Un homme meurt sur le quai d'une gare. Il ne voit pas l'ange qui l'accompagne mais regarde ça, cet homme qui meurt, cabrón, c'est moi.
Je glisse doucement.
On me tire vers le sol, j'ai toujours eu la mort aux trousses et ce soir, je suis de l'histoire ancienne.
Ma vie défile en même temps qu'elle quitte mon corps.
Mon ange pleure tout près de moi. Mais elle pleure quoi ?
La légende ? Carlito Brigante, l'intouchable de Spanish Harlem, qui s'en va avant de réaliser son rêve de rédemption... ?
Ou Charlie ? Ce vrai moi qu'elle a percé à jour ?
Ce porto-ricain à la langue bien pendue qui lui a brisé le cœur une fois, déjà...
On me tire vers le sol ! Regarde ça !
Gail, mon ange, ma dernière danse ne sera pas dans tes bras, c'est la mort qui veut me faire danser la samba.
Les jolies danses sont rares.

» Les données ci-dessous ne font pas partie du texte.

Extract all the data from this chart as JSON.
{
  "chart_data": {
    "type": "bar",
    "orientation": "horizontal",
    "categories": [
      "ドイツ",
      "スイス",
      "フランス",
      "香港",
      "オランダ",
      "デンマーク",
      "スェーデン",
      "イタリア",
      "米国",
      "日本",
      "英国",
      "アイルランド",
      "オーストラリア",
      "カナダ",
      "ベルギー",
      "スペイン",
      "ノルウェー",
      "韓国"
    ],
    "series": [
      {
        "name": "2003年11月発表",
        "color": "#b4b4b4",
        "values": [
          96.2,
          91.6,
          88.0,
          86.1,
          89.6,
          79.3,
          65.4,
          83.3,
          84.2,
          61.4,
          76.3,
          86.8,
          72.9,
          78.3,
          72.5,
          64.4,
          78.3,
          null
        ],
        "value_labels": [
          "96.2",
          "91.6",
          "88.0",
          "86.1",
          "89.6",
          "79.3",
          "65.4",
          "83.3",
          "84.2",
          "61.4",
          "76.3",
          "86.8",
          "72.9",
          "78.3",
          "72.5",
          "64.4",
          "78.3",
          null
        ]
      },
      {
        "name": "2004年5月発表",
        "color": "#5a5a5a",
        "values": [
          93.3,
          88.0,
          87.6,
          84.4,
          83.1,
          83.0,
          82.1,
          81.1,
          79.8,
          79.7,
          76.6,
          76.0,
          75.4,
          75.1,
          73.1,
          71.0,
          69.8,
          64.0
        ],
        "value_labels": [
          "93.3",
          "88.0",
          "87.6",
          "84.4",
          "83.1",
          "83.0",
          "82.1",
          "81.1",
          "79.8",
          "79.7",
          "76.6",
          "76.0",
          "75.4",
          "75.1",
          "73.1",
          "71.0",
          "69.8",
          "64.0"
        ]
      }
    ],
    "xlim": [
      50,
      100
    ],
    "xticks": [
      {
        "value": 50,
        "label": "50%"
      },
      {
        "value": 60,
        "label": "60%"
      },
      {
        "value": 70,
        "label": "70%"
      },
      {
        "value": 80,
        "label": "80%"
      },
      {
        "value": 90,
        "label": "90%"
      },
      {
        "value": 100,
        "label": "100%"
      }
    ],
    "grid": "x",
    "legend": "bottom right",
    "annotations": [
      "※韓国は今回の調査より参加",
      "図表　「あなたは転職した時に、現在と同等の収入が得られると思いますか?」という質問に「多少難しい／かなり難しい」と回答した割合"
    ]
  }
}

On l'apprend trop tard.
Mais n'aie crainte, je n'ai pas peur. J'ai fait mon temps et il y a pire que la mort pour des types comme moi. Vivre toute une vie sans croiser la route d'un ange, tu vois, c'est bien pire que d'être là, dévoré par le froid.
Dans une autre vie, je le sens, je ne sais pas pourquoi, mais le monde aurait été à moi.
Regarde-moi, je meurs loin de tes bras.
Une ombre fatiguée, vestige d'un autre temps, somnambule enferré dans un rêve qui s'échappe.
M'en aller avec toi, ma Gail, juste toi, je n'en ai pas eu le temps.
Regarde-moi comme la rue, ma rue, m'a toujours regardé.
Je n'avais pas d'amis dans ce monde de merde mais je t'avais toi.
Je suis déjà mort plusieurs fois et je suis toujours revenu.
Mais ce soir je ne veux pas.
Je veux juste m'endormir, une dernière fois dans tes bras.